Embora a Constituição Federal de 1988, na vertente democrático-participativa, e o Estatuto da Cidade, aprovado no ano de 2001, tragam como referências normativas a questão da regularização fundiária, e tenham avançado no sentido de promover maiores instrumentos de regularização fundiária e atender o direito fundamental a moradia, pode-se afirmar que, nesses anos que sucederam a sua aprovação, a efetivação desses instrumentos de ordenamento territorial ainda é tímida.
Portanto, a realidade brasileira é que a excessiva valorização agregada às áreas centrais das cidades (que recebiam melhor tratamento urbanístico por parte dos governantes, sendo equipadas com saneamento básico, iluminação pública, pavimentação das ruas, etc.), fez com que os moradores mais necessitados não tivessem condições de adquirir imóveis nestas áreas. Desta maneira, a população que tinha condições de pagar, morava na “cidade formal”, enquanto a população desprovida de recursos financeiros habitava a “cidade informal”, concluindo-se que “a ilegalidade é subproduto da regulação tradicional e das violações contra os direitos à terra e à moradia” (Osório, 2004, p. 28).
Portanto, a regularização fundiária passa a ser o objetivo da política habitacional social, lembrando que no “Rio de Janeiro, por exemplo, tem 700 favelas. Não há dinheiro público suficiente nem terra disponível para fazer projectos urbanísticos e habitacionais de qualidade. O Brasil não tem condições para produzir melhorias habitacionais verdadeiramente significativas, pelo que o esforço tem que inevitavelmente concentrar-se na urbanização da área, deixando à comunidade a melhoria habitacional, pelo menos por enquanto.” (Fernandes, 2005)
Caracterização das áreas urbanas ilegais
As áreas ilegais são definidas por um estudo realizado pelo Instituto Polis, que as estruturou devido suas diversas formas encontradas no Brasil, em:
a) Áreas loteadas e ainda não ocupadas: ocupações realizadas em espaços anteriormente destinados a outros fins, como construção de ruas, áreas verdes e equipamentos comunitários ou, ainda, casas construídas sem respeitar a divisa dos lotes;
b) Áreas alagadas: áreas localizadas em aterramentos de manguezal ou charco; geralmente são terrenos de marinha ou da União em áreas litorâneas:
c) Áreas de preservação ambiental: construções realizadas em margens de rios, mananciais ou em serras, restingas, dunas e mangues;
d) Áreas de risco: moradias construídas em terrenos de alta declividade, sob redes de alta tensão, faixas de domínio de rodovias, gasodutos e troncos de distribuição de água ou coleta de esgotos.
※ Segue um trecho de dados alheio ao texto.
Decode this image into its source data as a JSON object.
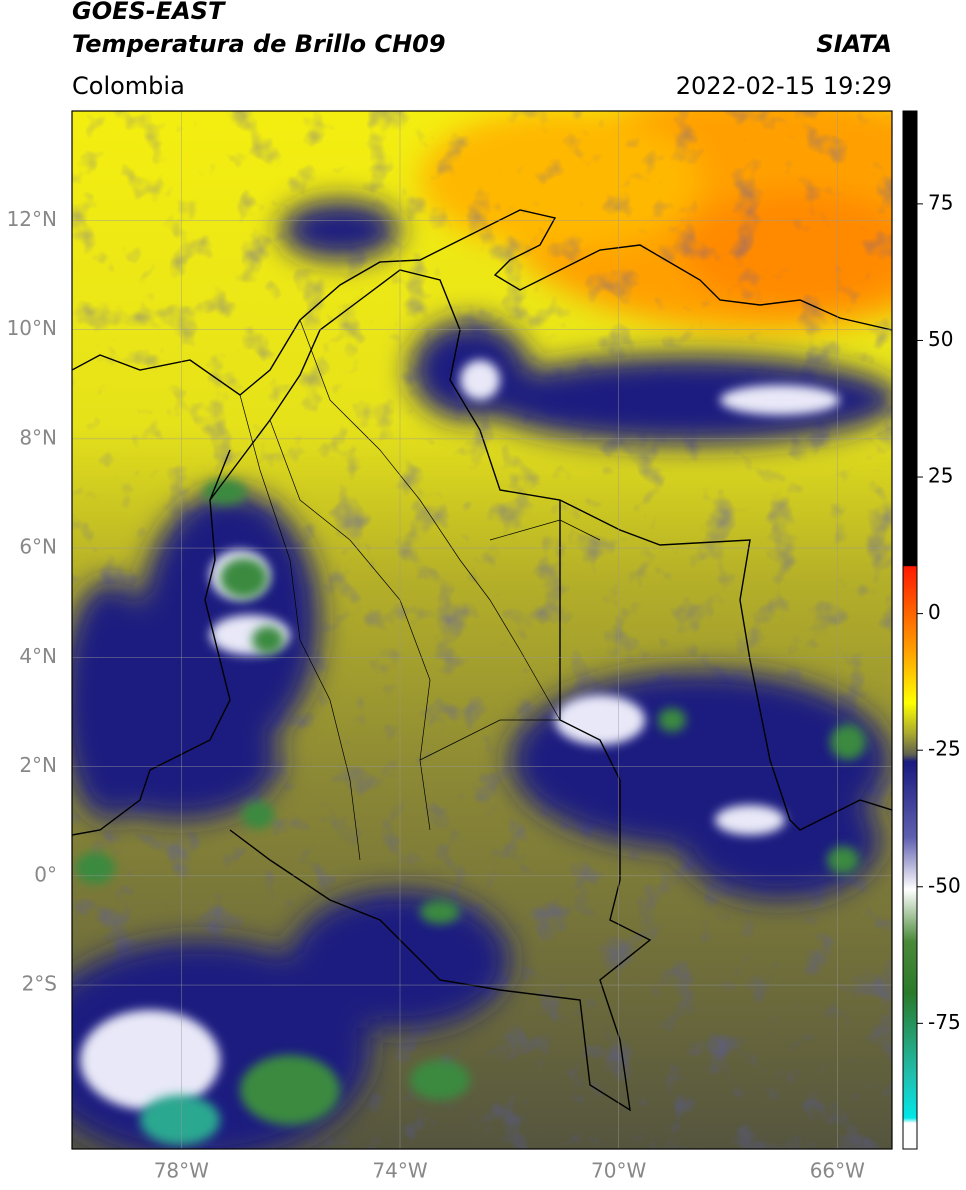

As ocupações ilegais são as que os possuidores não têm o título de propriedade ou de posse do imóvel. São “ilegais” posto que violam a lei, já que, a priori, não seria permitido ocupar lugar que não lhe pertence, sem vínculo jurídico para regularizar a situação, como é o caso das locações. Aqui, de um lado tem-se o morador, pobre e na maioria das vezes sem instrução, que não conhece seus direitos e que precisa de um lugar para morar. Do outro lado encontram-se os proprietários dos imóveis, titulares da propriedade, mas que não estão fazendo uso dela; em geral são bem informados e adotam todas as medidas jurídicas possíveis para defender seu patrimônio. A luta pela sobrevivência acaba sendo muito mais do que social e jurídica. Já as ocupações irregulares são as que não tem aprovação do Município para sua ocupação, ou seja, em geral não atende os padrões urbanísticos previstos nas leis de uso e parcelamento do solo urbano (Saule Junior, 1999). Estas ocupações, tanto as ilegais quanto as irregulares, só tem aumentado, fazendo aumentar a “desordem” das cidades.
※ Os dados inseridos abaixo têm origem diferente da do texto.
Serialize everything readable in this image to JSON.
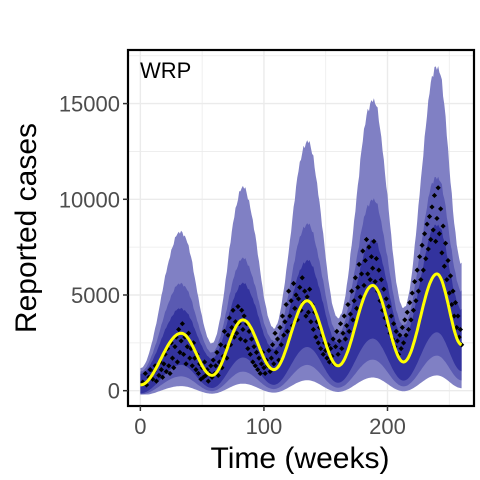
{
  "chart_data": {
    "type": "area",
    "panel_label": "WRP",
    "xlabel": "Time (weeks)",
    "ylabel": "Reported cases",
    "xlim": [
      -10,
      270
    ],
    "ylim": [
      -800,
      17800
    ],
    "x_ticks": [
      0,
      100,
      200
    ],
    "x_tick_labels": [
      "0",
      "100",
      "200"
    ],
    "y_ticks": [
      0,
      5000,
      10000,
      15000
    ],
    "y_tick_labels": [
      "0",
      "5000",
      "10000",
      "15000"
    ],
    "grid": true,
    "legend": "none",
    "colors": {
      "band_outer": "#8080c4",
      "band_middle": "#5a5ab2",
      "band_inner": "#33339e",
      "median_line": "#ffff00",
      "points": "#000000",
      "grid": "#ebebeb",
      "frame": "#000000"
    },
    "season_peaks": [
      {
        "x": 33,
        "median": 3000,
        "inner_hi": 4300,
        "middle_hi": 5600,
        "outer_hi": 8300,
        "lo": 450
      },
      {
        "x": 83,
        "median": 3700,
        "inner_hi": 5600,
        "middle_hi": 6900,
        "outer_hi": 10600,
        "lo": 700
      },
      {
        "x": 135,
        "median": 4700,
        "inner_hi": 6800,
        "middle_hi": 8700,
        "outer_hi": 13000,
        "lo": 800
      },
      {
        "x": 188,
        "median": 5500,
        "inner_hi": 7900,
        "middle_hi": 10000,
        "outer_hi": 15200,
        "lo": 1000
      },
      {
        "x": 240,
        "median": 6100,
        "inner_hi": 8700,
        "middle_hi": 11200,
        "outer_hi": 17000,
        "lo": 1200
      }
    ],
    "season_troughs": [
      {
        "x": 0,
        "median": 300
      },
      {
        "x": 58,
        "median": 800
      },
      {
        "x": 108,
        "median": 1100
      },
      {
        "x": 160,
        "median": 1300
      },
      {
        "x": 213,
        "median": 1500
      },
      {
        "x": 260,
        "median": 2400
      }
    ],
    "observed_points": [
      [
        2,
        450
      ],
      [
        4,
        900
      ],
      [
        5,
        300
      ],
      [
        7,
        700
      ],
      [
        8,
        1100
      ],
      [
        10,
        600
      ],
      [
        11,
        1000
      ],
      [
        12,
        1300
      ],
      [
        13,
        500
      ],
      [
        15,
        800
      ],
      [
        16,
        1500
      ],
      [
        17,
        1100
      ],
      [
        18,
        700
      ],
      [
        19,
        1400
      ],
      [
        20,
        1900
      ],
      [
        21,
        1000
      ],
      [
        22,
        2200
      ],
      [
        23,
        1300
      ],
      [
        24,
        900
      ],
      [
        25,
        2500
      ],
      [
        26,
        1700
      ],
      [
        27,
        1200
      ],
      [
        28,
        2300
      ],
      [
        29,
        2800
      ],
      [
        30,
        1500
      ],
      [
        31,
        3200
      ],
      [
        32,
        2000
      ],
      [
        33,
        2600
      ],
      [
        34,
        3500
      ],
      [
        35,
        1900
      ],
      [
        36,
        2800
      ],
      [
        37,
        1400
      ],
      [
        38,
        2300
      ],
      [
        39,
        3000
      ],
      [
        40,
        1700
      ],
      [
        41,
        2200
      ],
      [
        42,
        1300
      ],
      [
        43,
        2500
      ],
      [
        44,
        1700
      ],
      [
        45,
        1100
      ],
      [
        46,
        1900
      ],
      [
        47,
        900
      ],
      [
        48,
        1400
      ],
      [
        49,
        600
      ],
      [
        50,
        1200
      ],
      [
        51,
        700
      ],
      [
        52,
        1500
      ],
      [
        53,
        800
      ],
      [
        54,
        1100
      ],
      [
        55,
        500
      ],
      [
        56,
        900
      ],
      [
        57,
        1300
      ],
      [
        58,
        700
      ],
      [
        59,
        1600
      ],
      [
        60,
        900
      ],
      [
        61,
        1300
      ],
      [
        62,
        2000
      ],
      [
        63,
        800
      ],
      [
        64,
        1500
      ],
      [
        65,
        2400
      ],
      [
        66,
        1200
      ],
      [
        67,
        1800
      ],
      [
        68,
        3100
      ],
      [
        69,
        2300
      ],
      [
        70,
        1700
      ],
      [
        71,
        2900
      ],
      [
        72,
        3800
      ],
      [
        73,
        2400
      ],
      [
        74,
        3300
      ],
      [
        75,
        4200
      ],
      [
        76,
        2800
      ],
      [
        77,
        3600
      ],
      [
        78,
        3000
      ],
      [
        79,
        4400
      ],
      [
        80,
        3500
      ],
      [
        81,
        2700
      ],
      [
        82,
        4200
      ],
      [
        83,
        3200
      ],
      [
        84,
        3900
      ],
      [
        85,
        2600
      ],
      [
        86,
        3500
      ],
      [
        87,
        2200
      ],
      [
        88,
        3100
      ],
      [
        89,
        1900
      ],
      [
        90,
        2700
      ],
      [
        91,
        1500
      ],
      [
        92,
        2300
      ],
      [
        93,
        1300
      ],
      [
        94,
        2000
      ],
      [
        95,
        1100
      ],
      [
        96,
        1700
      ],
      [
        97,
        900
      ],
      [
        98,
        1400
      ],
      [
        99,
        2000
      ],
      [
        100,
        1200
      ],
      [
        101,
        900
      ],
      [
        102,
        1600
      ],
      [
        103,
        1300
      ],
      [
        104,
        2100
      ],
      [
        105,
        1000
      ],
      [
        106,
        1700
      ],
      [
        107,
        2400
      ],
      [
        108,
        1400
      ],
      [
        109,
        3000
      ],
      [
        110,
        2000
      ],
      [
        111,
        2700
      ],
      [
        112,
        1600
      ],
      [
        113,
        3300
      ],
      [
        114,
        2400
      ],
      [
        115,
        3900
      ],
      [
        116,
        2900
      ],
      [
        117,
        3600
      ],
      [
        118,
        4500
      ],
      [
        119,
        3100
      ],
      [
        120,
        5200
      ],
      [
        121,
        3900
      ],
      [
        122,
        4700
      ],
      [
        123,
        3400
      ],
      [
        124,
        5600
      ],
      [
        125,
        4300
      ],
      [
        126,
        5000
      ],
      [
        127,
        3700
      ],
      [
        128,
        4800
      ],
      [
        129,
        5400
      ],
      [
        130,
        4200
      ],
      [
        131,
        5900
      ],
      [
        132,
        4600
      ],
      [
        133,
        5200
      ],
      [
        134,
        3900
      ],
      [
        135,
        4900
      ],
      [
        136,
        4100
      ],
      [
        137,
        5300
      ],
      [
        138,
        3600
      ],
      [
        139,
        4500
      ],
      [
        140,
        3200
      ],
      [
        141,
        4100
      ],
      [
        142,
        2800
      ],
      [
        143,
        3600
      ],
      [
        144,
        2500
      ],
      [
        145,
        3300
      ],
      [
        146,
        2200
      ],
      [
        147,
        2900
      ],
      [
        148,
        1900
      ],
      [
        149,
        2500
      ],
      [
        150,
        2100
      ],
      [
        151,
        1700
      ],
      [
        152,
        2400
      ],
      [
        153,
        1500
      ],
      [
        154,
        2200
      ],
      [
        155,
        1800
      ],
      [
        156,
        2700
      ],
      [
        157,
        1400
      ],
      [
        158,
        2300
      ],
      [
        159,
        3100
      ],
      [
        160,
        1900
      ],
      [
        161,
        2600
      ],
      [
        162,
        3500
      ],
      [
        163,
        2200
      ],
      [
        164,
        3000
      ],
      [
        165,
        3900
      ],
      [
        166,
        2700
      ],
      [
        167,
        3400
      ],
      [
        168,
        4500
      ],
      [
        169,
        3100
      ],
      [
        170,
        4000
      ],
      [
        171,
        5200
      ],
      [
        172,
        3700
      ],
      [
        173,
        4700
      ],
      [
        174,
        5900
      ],
      [
        175,
        4300
      ],
      [
        176,
        5400
      ],
      [
        177,
        6600
      ],
      [
        178,
        4900
      ],
      [
        179,
        6100
      ],
      [
        180,
        7300
      ],
      [
        181,
        5500
      ],
      [
        182,
        6800
      ],
      [
        183,
        7900
      ],
      [
        184,
        6100
      ],
      [
        185,
        7500
      ],
      [
        186,
        5800
      ],
      [
        187,
        7000
      ],
      [
        188,
        6400
      ],
      [
        189,
        7800
      ],
      [
        190,
        5700
      ],
      [
        191,
        6900
      ],
      [
        192,
        5200
      ],
      [
        193,
        6300
      ],
      [
        194,
        4700
      ],
      [
        195,
        5800
      ],
      [
        196,
        4200
      ],
      [
        197,
        5300
      ],
      [
        198,
        3800
      ],
      [
        199,
        4800
      ],
      [
        200,
        3400
      ],
      [
        201,
        4400
      ],
      [
        202,
        3000
      ],
      [
        203,
        3900
      ],
      [
        204,
        2700
      ],
      [
        205,
        3500
      ],
      [
        206,
        2300
      ],
      [
        207,
        3100
      ],
      [
        208,
        2600
      ],
      [
        209,
        1900
      ],
      [
        210,
        2900
      ],
      [
        211,
        2200
      ],
      [
        212,
        3300
      ],
      [
        213,
        2500
      ],
      [
        214,
        3700
      ],
      [
        215,
        2900
      ],
      [
        216,
        4100
      ],
      [
        217,
        3200
      ],
      [
        218,
        4600
      ],
      [
        219,
        3700
      ],
      [
        220,
        5100
      ],
      [
        221,
        4200
      ],
      [
        222,
        5700
      ],
      [
        223,
        4700
      ],
      [
        224,
        6300
      ],
      [
        225,
        5200
      ],
      [
        226,
        7000
      ],
      [
        227,
        5800
      ],
      [
        228,
        7600
      ],
      [
        229,
        6300
      ],
      [
        230,
        8200
      ],
      [
        231,
        6900
      ],
      [
        232,
        8700
      ],
      [
        233,
        7400
      ],
      [
        234,
        9100
      ],
      [
        235,
        7900
      ],
      [
        236,
        9600
      ],
      [
        237,
        8400
      ],
      [
        238,
        10200
      ],
      [
        239,
        7800
      ],
      [
        240,
        9000
      ],
      [
        241,
        10600
      ],
      [
        242,
        8200
      ],
      [
        243,
        9500
      ],
      [
        244,
        7200
      ],
      [
        245,
        8600
      ],
      [
        246,
        6500
      ],
      [
        247,
        7700
      ],
      [
        248,
        5800
      ],
      [
        249,
        6800
      ],
      [
        250,
        5100
      ],
      [
        251,
        6000
      ],
      [
        252,
        4500
      ],
      [
        253,
        5200
      ],
      [
        254,
        3900
      ],
      [
        255,
        4600
      ],
      [
        256,
        3300
      ],
      [
        257,
        3900
      ],
      [
        258,
        2800
      ],
      [
        259,
        3200
      ],
      [
        260,
        2400
      ]
    ]
  }
}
Algumas das diversas formas de irregularidade podem ser caracterizadas pelas favelas, que podem estar instaladas tanto em áreas públicas como privadas, cortiços, loteamentos clandestinos e/ou irregulares, construções sem “habite-se”, edifícios públicos ou privados abandonados que acabam por abrigar moradores, e, também, não é raro encontrar pessoas morando debaixo de pontes, viadutos ou na beira das estradas.
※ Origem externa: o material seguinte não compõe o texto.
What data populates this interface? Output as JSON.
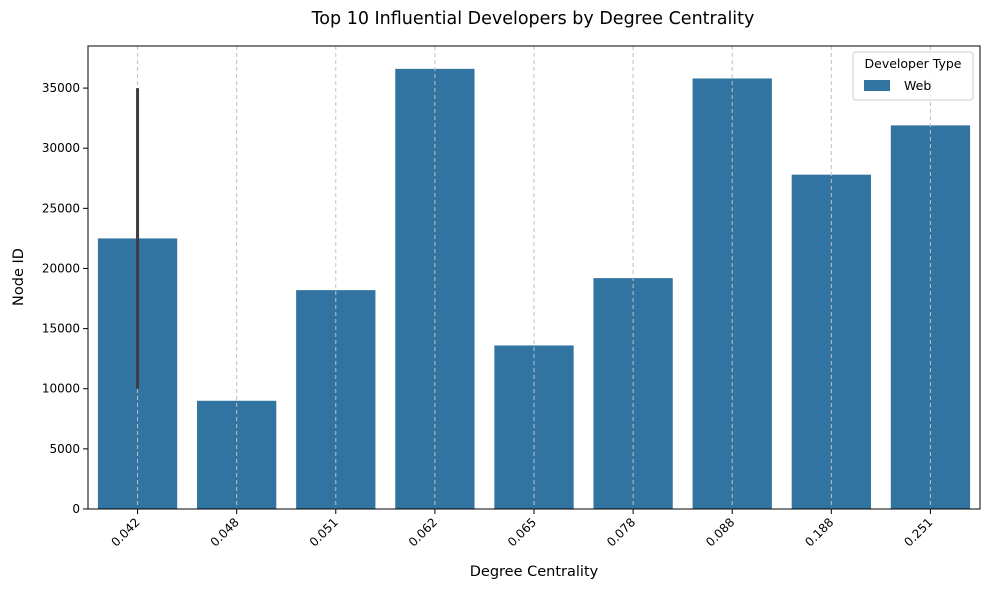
{
  "chart_data": {
    "type": "bar",
    "title": "Top 10 Influential Developers by Degree Centrality",
    "xlabel": "Degree Centrality",
    "ylabel": "Node ID",
    "categories": [
      "0.042",
      "0.048",
      "0.051",
      "0.062",
      "0.065",
      "0.078",
      "0.088",
      "0.188",
      "0.251"
    ],
    "series": [
      {
        "name": "Web",
        "values": [
          22500,
          9000,
          18200,
          36600,
          13600,
          19200,
          35800,
          27800,
          31900
        ]
      }
    ],
    "error_bars": [
      {
        "category": "0.042",
        "low": 10000,
        "high": 35000
      }
    ],
    "ylim": [
      0,
      38500
    ],
    "yticks": [
      0,
      5000,
      10000,
      15000,
      20000,
      25000,
      30000,
      35000
    ],
    "grid": "x-dashed",
    "legend": {
      "title": "Developer Type",
      "placement": "top-right"
    },
    "colors": {
      "bar": "#3274a1",
      "error_bar": "#3d3d3d",
      "grid": "#c0c0c0"
    }
  }
}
A função social da propriedade
O conceito de propriedade tem sofrido profundas alterações com o passar do tempo, bem como a compreensão dos homens em relação ao poder que exerciam sobre as coisas também foi alterada. Primeiro, a propriedade era compreendida em âmbito estritamente individual, tendo o proprietário liberdade absoluta para fazer o que desejasse com os seus bens, ou seja, tinha ele poder ilimitado no que se referia ao uso e gozo da propriedade, direito exercido sem preocupação ou interesse social e coletivo. Quando a relação entre o proprietário e o bem deixou de ser vista como absoluta e passou a ser vista como uma relação entre um indivíduo e a sociedade, tendo o proprietário a obrigação de usar seu bem sem desrespeitar os direitos tidos como coletivos, iniciou-se a formulação da compreensão acerca da função social da propriedade.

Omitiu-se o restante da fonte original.